Una famiglia tra le famiglie. Casa Leonati è stata concepita così, come una struttura radicata nella comunità parrocchiale di Santa Teresa di Gesù Bambino, dove le piccole ospiti si sentano a casa e possano ritrovare quella serenità che tutti, alla loro età, dovrebbero avere. L’espressione è stata coniata da suor Paola Contin, già superiora generale delle suore di San Francesco di Sales, che nel 1993, insieme a suor Carlottina Orlandi, ne propose il progetto al parroco. Da allora le suore salesie gestiscono la casa famiglia con grande amore e dedizione, accogliendo ragazzine provenienti da famiglie problematiche o disagiate, che vengono loro affidate dai servizi sociali.
Al nucleo iniziale, ospitato all’interno della parrocchia, si è aggiunta nel 2001 una casa affittata dalla congregazione nella vicina via Graf, dove vivono le ragazze che frequentano le superiori, e quindi un terzo appartamento, in un’altra palazzina sempre di via Graf, per le maggiorenni. «Lo chiamiamo appartamento “sgancio” – spiega suor Marina Tavernaro – e ospita le ragazze che dopo i 18 anni non possono tornare alla loro famiglia d’origine o capiscono che per loro è meglio non tornarci».
Questo appartamento, dove le ragazze rimangono fino a quando non si rendono indipendenti, è stato affittato, grazie ad alcune iniziative benefiche e a contributi privati, dall’associazione Leonati, fondata nel 1998 dal gruppo di famiglie e di volontari che affiancava, e tuttora affianca, le suore salesie nella gestione della casa famiglia (per informazioni: 049-8802754 o ass.leonati@davide.it). Fin dall’inizio infatti la struttura ha ricevuto un’accoglienza positiva da parte dei parrocchiani, che si sono attivati per aiutare le religiose nella cura delle bambine.

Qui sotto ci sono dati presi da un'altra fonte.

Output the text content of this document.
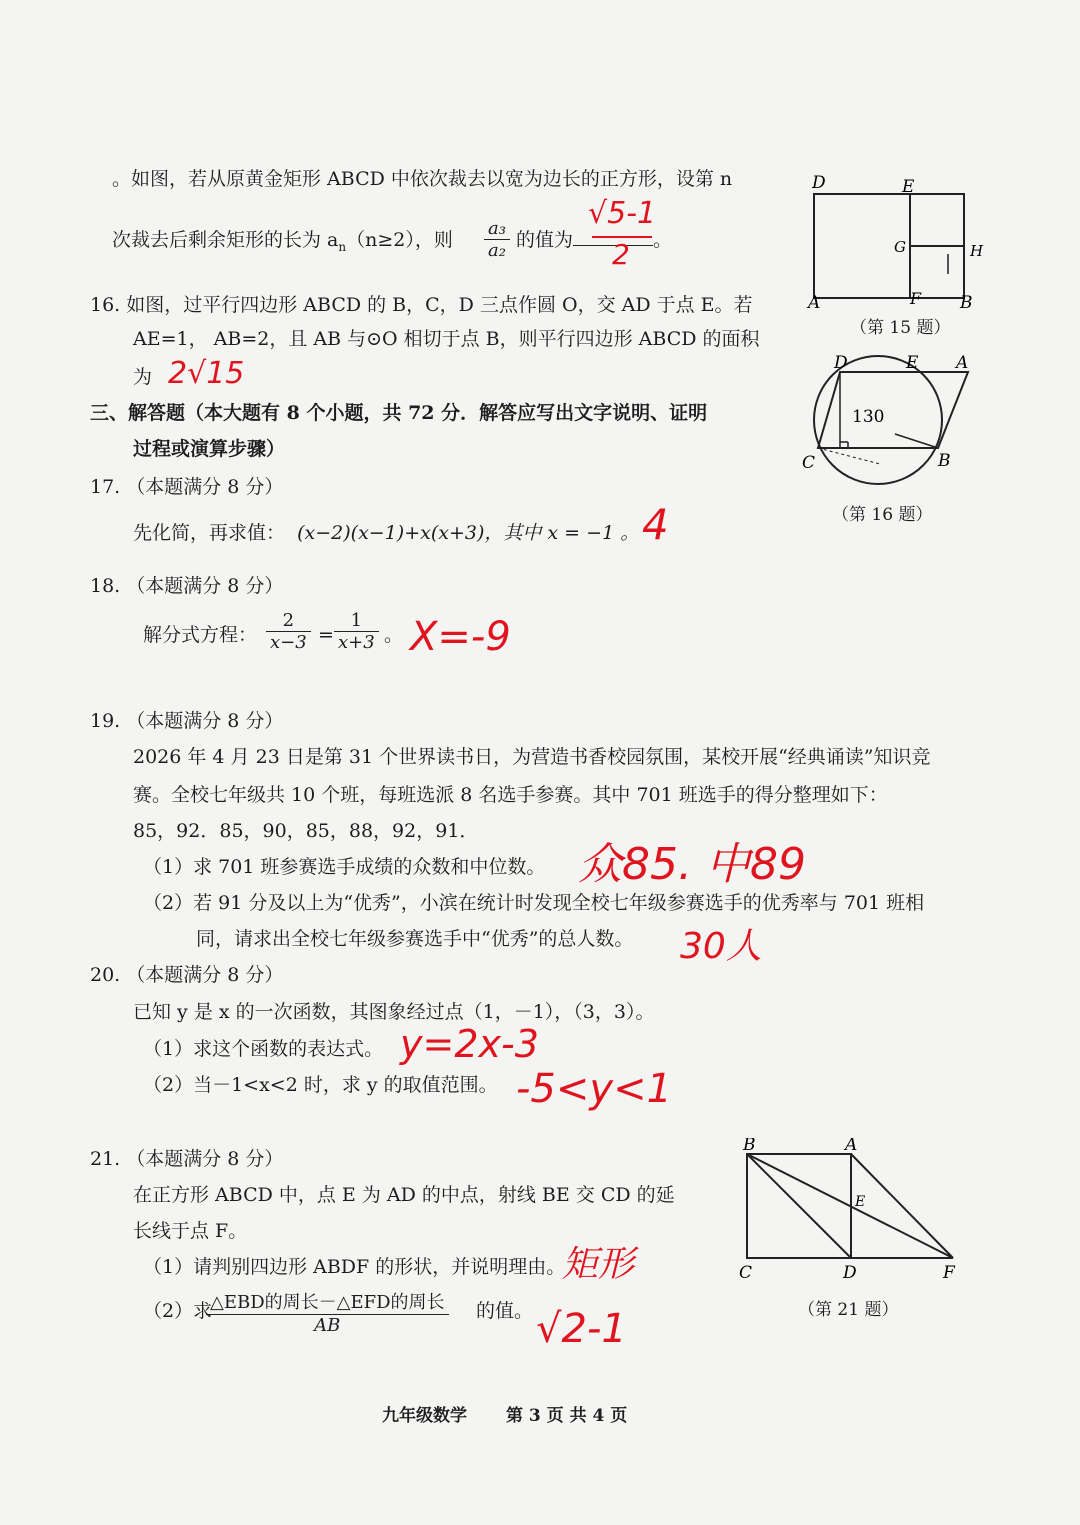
。如图，若从原黄金矩形 ABCD 中依次裁去以宽为边长的正方形，设第 n
次裁去后剩余矩形的长为 $a_n(n\ge 2)$，则 $\frac{\text{a₃}}{\text{a₂}}$ 的值为	。
√5-1
2
D	E
G	H
A	F B
（第 15 题）
16. 如图，过平行四边形 ABCD 的 B，C，D 三点作圆 O，交 AD 于点 E。若
AE=1， AB=2，且 AB 与⊙O 相切于点 B，则平行四边形 ABCD 的面积
为 2√15	D	E A
C	B
130
（第 16 题）
三、解答题（本大题有 8 个小题，共 72 分．解答应写出文字说明、证明
过程或演算步骤）
17. （本题满分 8 分）
先化简，再求值： (x−2)(x−1)+x(x+3)，其中 x = −1 。 4
18. （本题满分 8 分）
解分式方程： $\frac{2}{x-3} = \frac{1}{x+3}$ 。 X=-9
19. （本题满分 8 分）
2026 年 4 月 23 日是第 31 个世界读书日，为营造书香校园氛围，某校开展“经典诵读”知识竞
赛。全校七年级共 10 个班，每班选派 8 名选手参赛。其中 701 班选手的得分整理如下：
85，92．85，90，85，88，92，91．
（1）求 701 班参赛选手成绩的众数和中位数。
（2）若 91 分及以上为“优秀”，小滨在统计时发现全校七年级参赛选手的优秀率与 701 班相
同，请求出全校七年级参赛选手中“优秀”的总人数。
众85. 中89
30人
20. （本题满分 8 分）
已知 y 是 x 的一次函数，其图象经过点（1，－1），（3，3）。
（1）求这个函数的表达式。
（2）当－1<x<2 时，求 y 的取值范围。
y=2x-3
-5<y<1
21. （本题满分 8 分）
在正方形 ABCD 中，点 E 为 AD 的中点，射线 BE 交 CD 的延
长线于点 F。
（1）请判别四边形 ABDF 的形状，并说明理由。
（2）求
△EBD的周长－△EFD的周长
AB
的值。
矩形
√2-1
B	A
E
C	D	F
（第 21 题）
九年级数学 第 3 页 共 4 页
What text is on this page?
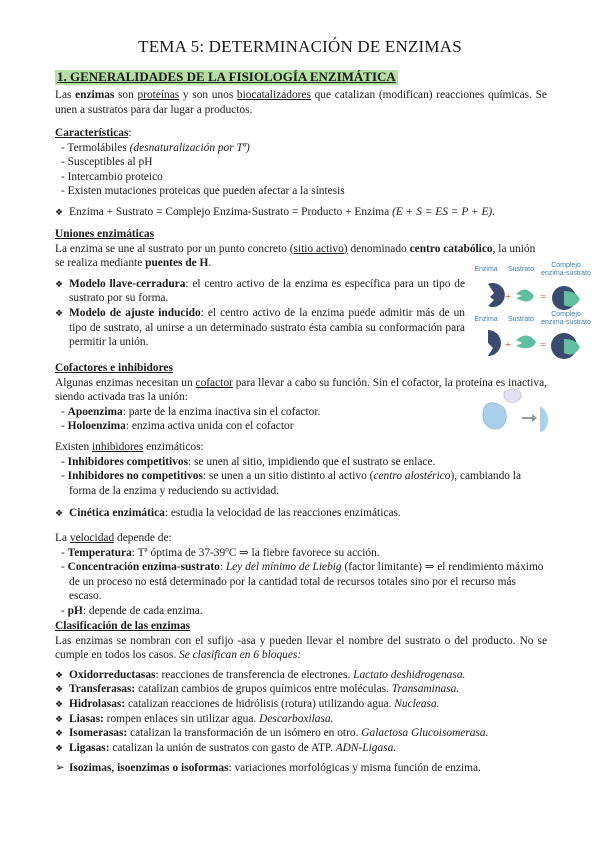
TEMA 5: DETERMINACIÓN DE ENZIMAS
1. GENERALIDADES DE LA FISIOLOGÍA ENZIMÁTICA
Las enzimas son proteínas y son unos biocatalizadores que catalizan (modifican) reacciones químicas. Se unen a sustratos para dar lugar a productos.
Características:
- Termolábiles (desnaturalización por Tª)
- Susceptibles al pH
- Intercambio proteico
- Existen mutaciones proteicas que pueden afectar a la síntesis
❖ Enzima + Sustrato = Complejo Enzima-Sustrato = Producto + Enzima (E + S = ES = P + E).
Uniones enzimáticas
La enzima se une al sustrato por un punto concreto (sitio activo) denominado centro catabólico, la unión se realiza mediante puentes de H.
❖ Modelo llave-cerradura: el centro activo de la enzima es específica para un tipo de sustrato por su forma.
❖ Modelo de ajuste inducido: el centro activo de la enzima puede admitir más de un tipo de sustrato, al unirse a un determinado sustrato ésta cambia su conformación para permitir la unión.
Enzima	Sustrato
Complejo enzima-sustrato
Enzima	Sustrato
Complejo enzima-sustrato
+	=
+	=
Cofactores e inhibidores
Algunas enzimas necesitan un cofactor para llevar a cabo su función. Sin el cofactor, la proteína es inactiva, siendo activada tras la unión:
- Apoenzima: parte de la enzima inactiva sin el cofactor.
- Holoenzima: enzima activa unida con el cofactor
Existen inhibidores enzimáticos:
- Inhibidores competitivos: se unen al sitio, impidiendo que el sustrato se enlace.
- Inhibidores no competitivos: se unen a un sitio distinto al activo (centro alostérico), cambiando la forma de la enzima y reduciendo su actividad.
❖ Cinética enzimática: estudia la velocidad de las reacciones enzimáticas.
La velocidad depende de:
- Temperatura: Tª óptima de 37-39ºC ⇒ la fiebre favorece su acción.
- Concentración enzima-sustrato: Ley del mínimo de Liebig (factor limitante) ⇒ el rendimiento máximo de un proceso no está determinado por la cantidad total de recursos totales sino por el recurso más escaso.
- pH: depende de cada enzima.
Clasificación de las enzimas
Las enzimas se nombran con el sufijo -asa y pueden llevar el nombre del sustrato o del producto. No se cumple en todos los casos. Se clasifican en 6 bloques:
❖ Oxidorreductasas: reacciones de transferencia de electrones. Lactato deshidrogenasa.
❖ Transferasas: catalizan cambios de grupos químicos entre moléculas. Transaminasa.
❖ Hidrolasas: catalizan reacciones de hidrólisis (rotura) utilizando agua. Nucleasa.
❖ Liasas: rompen enlaces sin utilizar agua. Descarboxilasa.
❖ Isomerasas: catalizan la transformación de un isómero en otro. Galactosa Glucoisomerasa.
❖ Ligasas: catalizan la unión de sustratos con gasto de ATP. ADN-Ligasa.
➢ Isozimas, isoenzimas o isoformas: variaciones morfológicas y misma función de enzima.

Storie ancora brevi, ma che racchiudono già sofferenze, abbandoni, trascuratezza e a volte ferite profonde. «Il taglio netto con la famiglia d’origine non è mai auspicabile – aggiunge suor Marina – se non in presenza di fatti gravissimi. Noi ci teniamo che mantengano un’idea positiva dei loro genitori. Poi stando qui, nella normalità della vita quotidiana, si rendono conto di cosa è mancato loro. La riconoscenza arriva dopo che se ne sono andate. È molto bello quando tornano a trovarci e dicono alle più piccole: non lamentatevi, vedrete che starete bene. Sono ragazze particolarmente sensibili e con le più piccole si capiscono al volo».
Si creano legami di affetto profondo, non sempre facili da gestire specie nell’età della ribellione, ma poi le ragazze devono tornare alle loro famiglie, o trovare la loro strada. «Ci si affeziona – spiega suor Lucinda Marcato – ma dobbiamo sempre ricordare perché siamo qui e per questo ci viene in aiuto la preghiera. Facciamo in modo che non ci venga a mancare mai lo spazio per la preghiera e per la nostra ricerca spirituale. Ne abbiamo assoluto bisogno. La grazia più grande è vedere le bambine serene. Da loro impariamo tantissimo».